“C’è un bimbo ed un vecchio: la porta è nel mezzo”. E’ l’incipit di una piccola sinfonia di parole, anabasi piccina che ha la misura della favola e la lingua dei poeti che non han paura di lodare/pregare/bestemmiare in dialetto. E’ il romanzo, forse un apologo scanzonato, di Graziano Gala (“Popoff”, minimum fax, pagg. 182, 17 euro).
Al ritmo di una filastrocca seguiamo la vicenda di un bambino senza nome, un fagotto di giubbotti ribattezzato a capocchia Popoff. Cerca il padre. E’ sperduto e affamato quando bussa alla porta di Cimino, un vecchio vedovo svampito.
“E tu, cu cazzo sì?” chiede Cimino coi modi gentili. Ripesca la voce, il malassemblato, e sembra la prenda da dentro al giubbotto.
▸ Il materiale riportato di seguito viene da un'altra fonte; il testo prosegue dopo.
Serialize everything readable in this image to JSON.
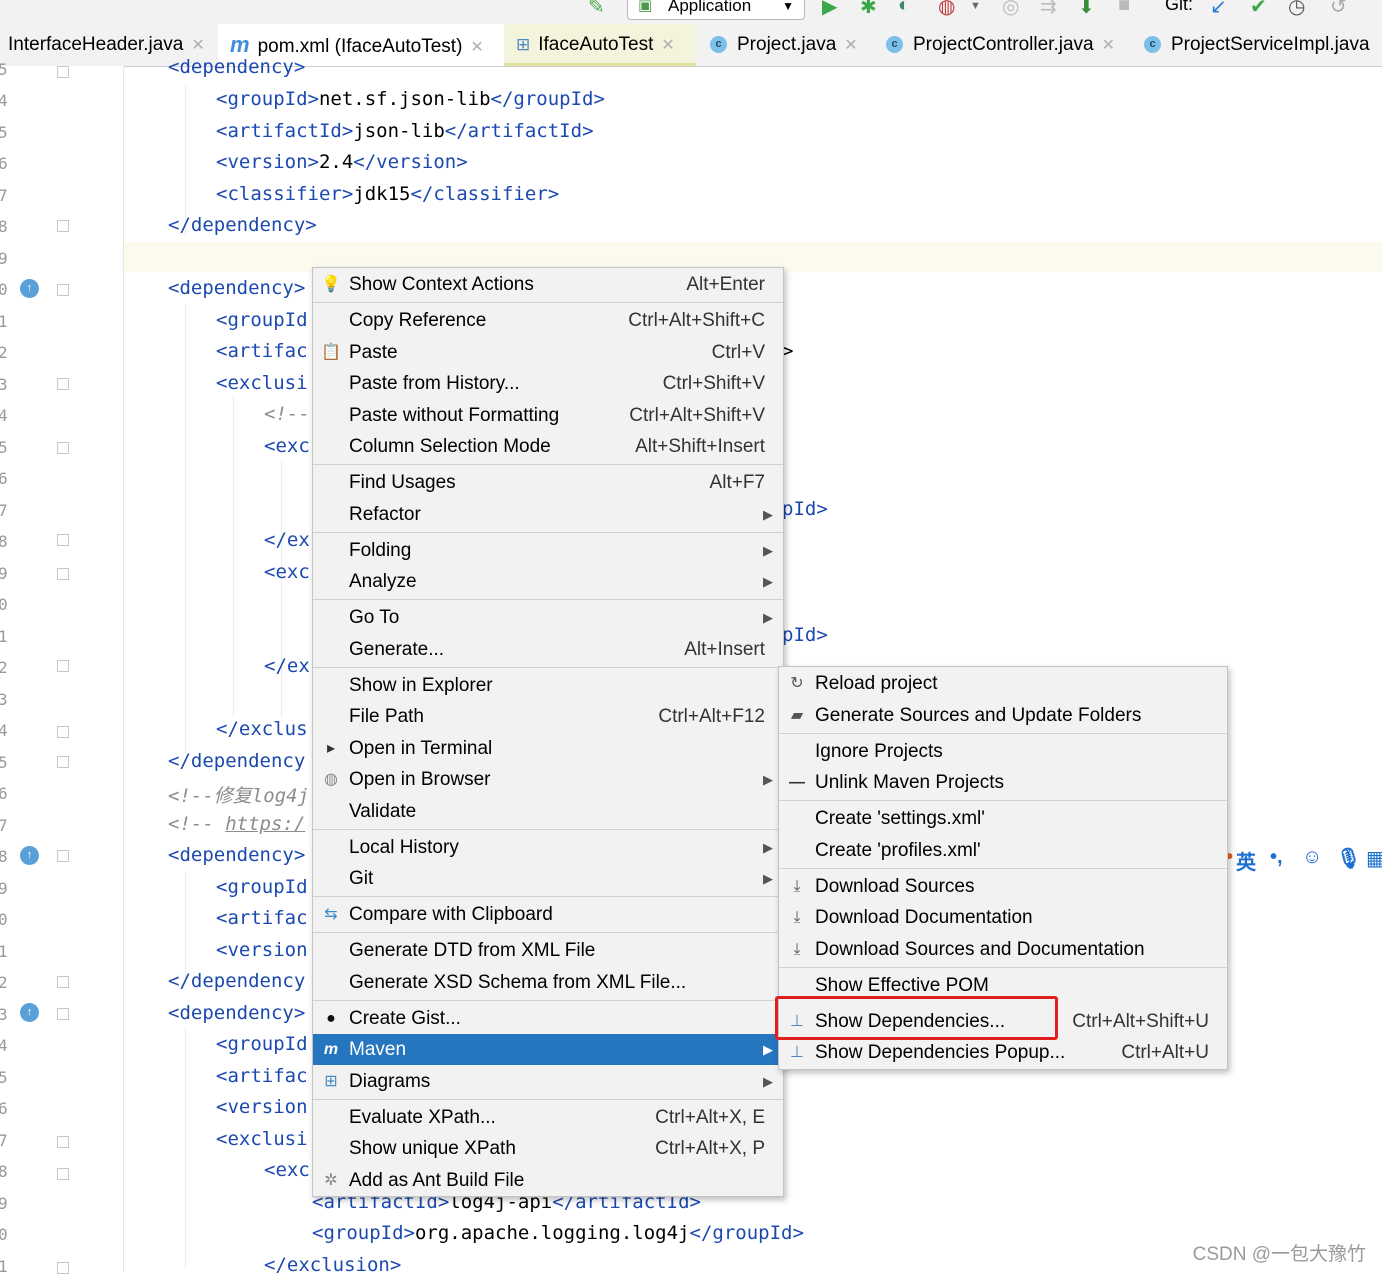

Allarga il sorriso, un po’ rosso di guance, al vecchio che fissa il bimbo ci dice: “Mi scu-ci, ci-niò-re, à visto pe-ccaso mio pa-ttre?”.
Una domanda che è litania disperata e felice. Il paese rilutta ad accoglierlo, è grigio e meschino, imperversano sospetto e maldicenza, fioccano arbitrarie espulsioni. Ma il bimbo è portatore di luce, le afflizioni lo fortificano senza irruvidirlo. In questo singolare e poetico romanzo tutto è espressione, i nomi di persona si fanno verbi, scritto e parlato bevono alla stessa pozza, la forma assorbe ma libera il contenuto.
Come faceva quella canzoncina danzante dello Zecchino d’oro? “Ma Popoff del cosacco che cos’ha / ha il colbacco e gli stivali / ma non possono bastar…”. Popoff conosce il segreto della memorabilità.